Además, a través de un video publicado en Instagram el 28 de abril de 2025, expresó que su mayor anhelo era morir sobre un escenario, lugar que consideraba su verdadero hogar. Sin embargo, las complicaciones derivadas de su enfermedad y las cirugías a las que fue sometido lo llevaron a aceptar que ese sueño no sería posible.

“Pensé, y así se lo dije a todo el mundo, que prefería morir sobre un escenario que ha sido lo mío toda la vida que en una cama cualquiera, pero tras las dos operaciones que me habían hecho quedé en un estado de debilidad total y la recuperación era muy lenta... Lo intentamos por todos los medios. De común acuerdo renunciamos a la idea”, reveló.
En el video, el actor explicó que, tras dos operaciones, su estado físico quedó tan debilitado que dependía de un caminador y una silla de ruedas, lo que le impidió continuar con su trabajo en el teatro: “No podré volver a trabajar en lo que sé hacer, actuar, dirigir y escribir”.
Kepa Amuchastegui nació el 9 de diciembre de 1941 en Bogotá, en el seno de una familia de inmigrantes vascos. Su padre, que había huido de España durante la Guerra Civil, llegó a Colombia en circunstancias inusuales: acompañando un cargamento de cerdos de raza pura que serían importados al país.

“Mi papá salió huyendo en tiempos de la guerra civil española (...) Mi papá trabajaba para el gobierno nacionalista vasco como tesorero y, si lo hubieran atrapado allá, lo hubieran ejecutado ahí mismo (...) en Bélgica conoció a unos colombianos que estaban en el proceso de comprar unos marranos de pura raza para importarlos a un país llamado Colombia y le propusieron a mi papá: “¿Usted por qué no se va con los marranos y a una finca que tenemos en Sibaté?” Y papá dijo: ‘Entre irme a Rusia, quedarme aquí, que ya viene la Segunda Guerra Mundial con el señor Hitler, no puedo regresar a España. ¿Colombia? ¿Dónde queda eso?’ preguntó. Le explicaron y se vino en un barco con los marranos”, explicó en una pasada entrevista en el programa Bravíssimo.
Aunque inicialmente Kepa estudió arquitectura, fue durante su etapa universitaria cuando descubrió su verdadera pasión por el teatro.
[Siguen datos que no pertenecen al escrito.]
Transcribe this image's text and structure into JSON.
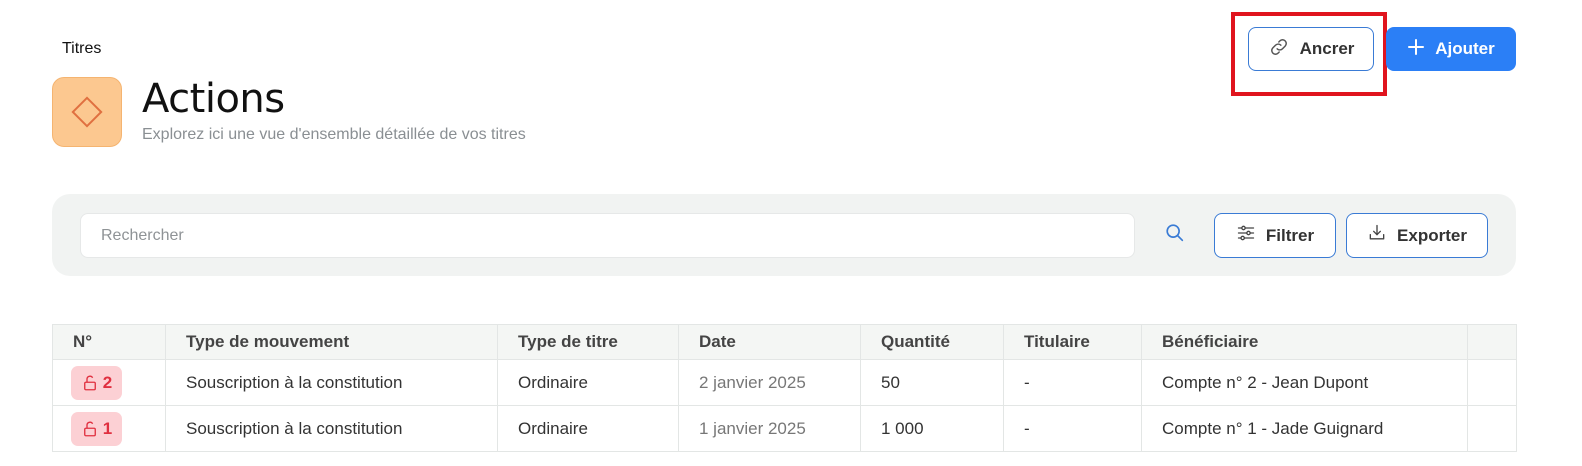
{
  "breadcrumb": "Titres",
  "header": {
    "title": "Actions",
    "subtitle": "Explorez ici une vue d'ensemble détaillée de vos titres",
    "icon": "diamond-icon",
    "icon_bg": "#fcc890",
    "icon_color": "#e07040"
  },
  "actions": {
    "anchor_label": "Ancrer",
    "add_label": "Ajouter"
  },
  "toolbar": {
    "search_placeholder": "Rechercher",
    "filter_label": "Filtrer",
    "export_label": "Exporter"
  },
  "table": {
    "columns": [
      "N°",
      "Type de mouvement",
      "Type de titre",
      "Date",
      "Quantité",
      "Titulaire",
      "Bénéficiaire",
      ""
    ],
    "rows": [
      {
        "num": "2",
        "movement": "Souscription à la constitution",
        "title_type": "Ordinaire",
        "date": "2 janvier 2025",
        "quantity": "50",
        "holder": "-",
        "beneficiary": "Compte n° 2 - Jean Dupont"
      },
      {
        "num": "1",
        "movement": "Souscription à la constitution",
        "title_type": "Ordinaire",
        "date": "1 janvier 2025",
        "quantity": "1 000",
        "holder": "-",
        "beneficiary": "Compte n° 1 - Jade Guignard"
      }
    ]
  },
  "colors": {
    "primary": "#2b7ff6",
    "highlight": "#e0141e",
    "badge_bg": "#fcd0d4",
    "badge_text": "#e03040"
  }
}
Se unió al grupo teatral de la universidad, donde más tarde se convertiría en director, marcando el inicio de una carrera artística que lo llevaría a convertirse en uno de los referentes del arte dramático en Colombia.
En busca de perfeccionar su talento, Amuchastegui viajó a París para formarse como actor. A su regreso a Colombia en 1968, fundó el teatro La Mama, un espacio que se consolidó como un pilar del teatro experimental en el país. Posteriormente, trabajó con la Royal Shakespeare Company en Londres, experiencia que enriqueció aún más su formación artística. En 1971, regresó a Colombia para continuar su labor como actor y director.

Su debut en la televisión llegó en 1983 con la producción La pezuña del diablo, y desde entonces participó en numerosas telenovelas y series que lo convirtieron en un rostro familiar para los televidentes.
Entre sus trabajos más recordados se encuentra su papel en la icónica telenovela Yo soy Betty, la fea, donde interpretó a un personaje entrañable que lo mantuvo vigente en la memoria del público. Además, formó parte de producciones como La ley del corazón, Yo no te pido la luna, La Pola, La nieta elegida y Rojo carmesí, entre muchas otras.